Em and the boys were thrilled to be in  her Maria's wedding this past May
{picture c/o Natalie Thompson Photography}

 For the Thriving in the Bridal Party:
  • Be supportive.  What we mean by that is keep your opinions to a minimum unless specifically asked for from the bride.  Even then, keep them positive and open.  She wants you to wear a brown paper bag with a hat made out of aluminum cans? "TOTALLY!!!"  There is nothing more helpful for a bride than having a flexible BM who is willing to do anything and everything asked of her.  Remember, this is not your day.
  •  Schedule ahead.  Do whatever you need to do to be there for the bride.  You have been given a great honor, and being asked to be included in a bridal party is to us, a very big deal.  So, you need to make it work.  Get the all event dates ahead of time and make plans to be in attendance at all of them, unless for some reason you absolutely can't  If for some reason you can't (prior engagement on the calendar, family gathering that is a must) then tell the bride early and communicate so she is well aware and is not surprised last minute. 

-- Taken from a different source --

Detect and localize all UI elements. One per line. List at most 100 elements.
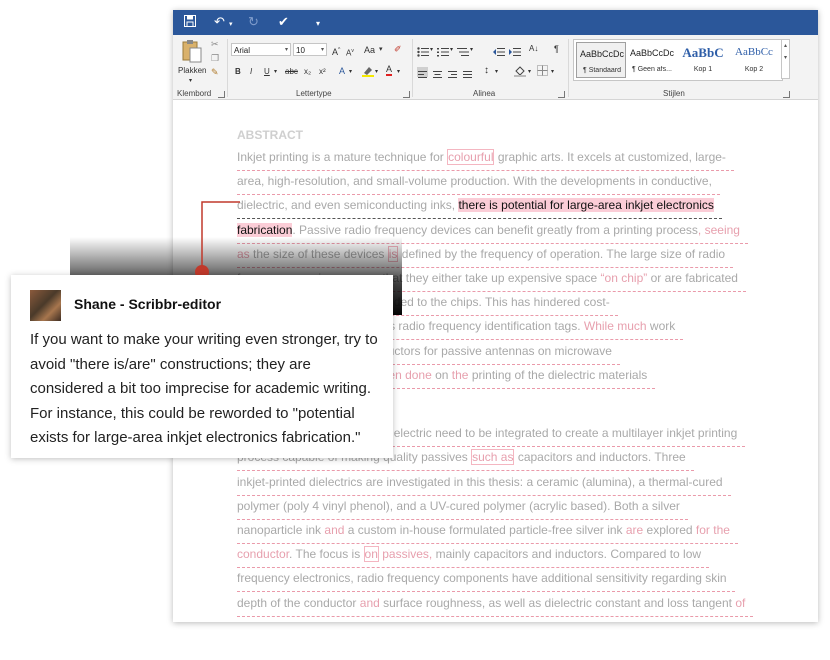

  • Plan financially.  Weddings are expensive, especially when you factor in all the prior events, travel, accommodations and gifts.  So, as soon as the bride in turn pops her own question to you, start saving.  Even if that means just tucking away $20-$50 a week/month or re-evaluating what you were already planning on doing, being a bridesmaid is not cheap.  So, start planning right away so that you don't stress yourself out and in turn stress out  your beautiful bride.
  • Pump it up.  There is nothing worse than a super excited bride who comes to meet her bridal crew and ----------------- flat line.  Can't have that.  Where are my screams? Where are my cheers? Where are my SHOTS?! Let's get any party that the bride is at be THE party and do all you can to pump it up.  Granted, this is second nature for Em and requires a little work for Nic, but where there is a will, there is a way.  So, get uncomfortable, put on those party pants and pump it up!
  • Be available.  Whether a quick text, a sob session or jamming to the boutique to take a look at the latest dress choice; be available.  If you haven't yet had the joy/stressful experience of being a bride, know that sometimes you just need someone to talk to.  No one better than one of your bridesmaids.  So, be ready to drop everything to listen, comfort or shop.  One day it too will be your turn and you will want the same for yourself!
  • Have fun!  Make the day even more memorable by being ready bright and early for a day of beauty.  Have a huge smile on, get the champagne flowing, tunes a beatin' and have a blast!  The bride will surely never forget what a wonderful addition you were to her bridal party and will appreciate all you have done more than you know.  Once the main even starts, enjoy every second of it!
 Hoping you enjoy wedding season as much as we do and find our tips to thrive helpful.  What are some WED-iquette tips you find useful?